Page 1 of 1

Repeat and count ... but fastest! (='.'=)

Posted: Thu May 04, 2017 6:43 pm
by Mariasole
Hello to all!!!
I'm doing a little experiment. :shock:

I have a list of words and phrases:

hello
hello
hello
ciao
miao
miao
miao
miao
uurgh!
uurg!
song
song and sing
song and sing




I would like to count the duplicates of this list and put them in order in another list.


4|miao
3|hello
2|song and sing
1|ciao
1|uurgh!


Simple, I said! But in fact if the number of elements of the list to be analyzed increases, the job becomes very slow. :o

Is there an alternative to mine algo? :roll:

Thanks for those who want to give me some help!

Here is my proud code!:

Code: Select all

on mouseUp
   
   // a. initialize...
   put empty into LineMatchCount
   put empty into field "RepeatList"
   
   // b, load field into variable in memory for fastest ;)
   put field "OriginalList" into tOriginalList
   
   // c. Repeat for each line
   repeat for each line tLine in tOriginalList
      
      -- copy tLine into tMatch
      put tLine into tMatch
      
      -- repeat in list for count duplicate line
      repeat for each line yLine in tOriginalList
         
         -- if match then add 1 to LineMatchCount
         if yLine is tMatch then
            add 1 to LineMatchCount
         end if
       
      end repeat
      
     -- put the number of repeat and the key line & return
      put LineMatchCount & "|" & tLine after field "RepeatList"
      put return  after field "RepeatList" 
      
      -- initialize variable
      put empty into LineMatchCount
      
   end repeat
   
   // d. Dedupe RepeatList
   -- I still have to work!
   
   
   //e. sort list RepeatList
   -- I still have to work!
   
   
   
   
   
   
   
end mouseUp





Peace and love at all!

(='.'=)
Mariasole

Re: Repeat and count ... but fastest! (='.'=)
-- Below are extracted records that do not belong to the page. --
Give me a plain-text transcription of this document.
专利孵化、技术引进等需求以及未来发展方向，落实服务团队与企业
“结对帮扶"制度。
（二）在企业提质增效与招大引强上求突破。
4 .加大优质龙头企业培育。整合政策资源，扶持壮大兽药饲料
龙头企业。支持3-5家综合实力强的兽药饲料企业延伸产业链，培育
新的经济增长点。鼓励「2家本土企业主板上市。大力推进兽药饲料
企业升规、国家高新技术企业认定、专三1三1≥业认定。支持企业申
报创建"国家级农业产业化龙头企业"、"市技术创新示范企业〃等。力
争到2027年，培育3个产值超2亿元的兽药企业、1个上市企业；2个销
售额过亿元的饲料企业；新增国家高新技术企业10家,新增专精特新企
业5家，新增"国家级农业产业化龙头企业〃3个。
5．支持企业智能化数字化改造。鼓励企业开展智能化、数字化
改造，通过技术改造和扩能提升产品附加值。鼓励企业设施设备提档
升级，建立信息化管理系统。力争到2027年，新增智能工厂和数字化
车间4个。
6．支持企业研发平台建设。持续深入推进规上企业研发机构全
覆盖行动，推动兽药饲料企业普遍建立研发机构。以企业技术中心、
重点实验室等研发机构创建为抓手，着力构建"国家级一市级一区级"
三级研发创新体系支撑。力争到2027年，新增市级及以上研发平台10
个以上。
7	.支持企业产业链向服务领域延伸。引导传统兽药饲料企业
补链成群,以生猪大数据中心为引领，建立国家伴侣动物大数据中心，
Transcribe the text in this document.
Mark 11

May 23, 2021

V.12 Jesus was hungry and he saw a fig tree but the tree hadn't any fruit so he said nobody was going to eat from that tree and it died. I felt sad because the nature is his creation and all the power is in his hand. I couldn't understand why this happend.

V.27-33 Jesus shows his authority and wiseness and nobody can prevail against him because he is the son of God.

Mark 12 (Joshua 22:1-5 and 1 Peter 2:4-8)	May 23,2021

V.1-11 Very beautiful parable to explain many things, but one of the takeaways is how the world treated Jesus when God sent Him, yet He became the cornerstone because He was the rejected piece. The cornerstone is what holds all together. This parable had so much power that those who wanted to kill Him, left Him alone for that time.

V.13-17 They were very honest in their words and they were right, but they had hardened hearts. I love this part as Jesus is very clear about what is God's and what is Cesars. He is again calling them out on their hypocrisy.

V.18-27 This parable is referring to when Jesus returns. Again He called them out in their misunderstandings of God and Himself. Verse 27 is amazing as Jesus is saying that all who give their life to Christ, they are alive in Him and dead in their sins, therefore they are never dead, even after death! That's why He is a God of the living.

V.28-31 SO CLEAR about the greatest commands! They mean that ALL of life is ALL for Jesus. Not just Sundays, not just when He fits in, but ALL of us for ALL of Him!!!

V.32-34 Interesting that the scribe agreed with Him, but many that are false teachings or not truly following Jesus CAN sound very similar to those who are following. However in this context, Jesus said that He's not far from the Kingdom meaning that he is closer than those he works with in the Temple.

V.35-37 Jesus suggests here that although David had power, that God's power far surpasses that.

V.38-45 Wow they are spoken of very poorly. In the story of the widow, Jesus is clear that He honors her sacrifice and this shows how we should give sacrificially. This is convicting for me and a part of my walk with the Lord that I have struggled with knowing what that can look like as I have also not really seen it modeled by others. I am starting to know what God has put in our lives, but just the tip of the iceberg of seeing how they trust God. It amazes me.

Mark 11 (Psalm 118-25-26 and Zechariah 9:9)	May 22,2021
Posted: Thu May 04, 2017 7:52 pm
by SparkOut
Cara Maria

I am not certain whether it is the fastest way but my preferred duplicate count/stripping method is like this:

Code: Select all

on mouseUp
   put field "OriginalList" into tOriginalList
   repeat for each line tLine in tOriginalList
      add 1 to tMatchChecker[(tLine)]
   end repeat
   combine tMatchChecker using return and comma
   sort tMatchChecker numeric descending by item 2 of each
   put tMatchChecker into field "RepeatList"
end mouseUp
It would need a little tweak to make the output match your format, but should be fairly efficient

Re: Repeat and count ... but fastest! (='.'=)

Posted: Thu May 04, 2017 7:59 pm
by FourthWorld
This doesn't produce the exact same result, but should be much faster:

Code: Select all

on mouseUp
   put fld "OriginalList" into tList
   repeat for each line tLine in tList
      add 1 to tCountsA[tLine]
   end repeat
   combine tCountsA with cr and "|"
   put tCountsA into fld "RepeatList"
end mouseUp
Perhaps the output format would be useful for what you're doing? Maybe more useful by reducing duplicates? If nothing else, hopefully of at least some value by introducing arrays as a way of managing these sorts of things more efficiently than with delimited strings.

Re: Repeat and count ... but fastest! (='.'=)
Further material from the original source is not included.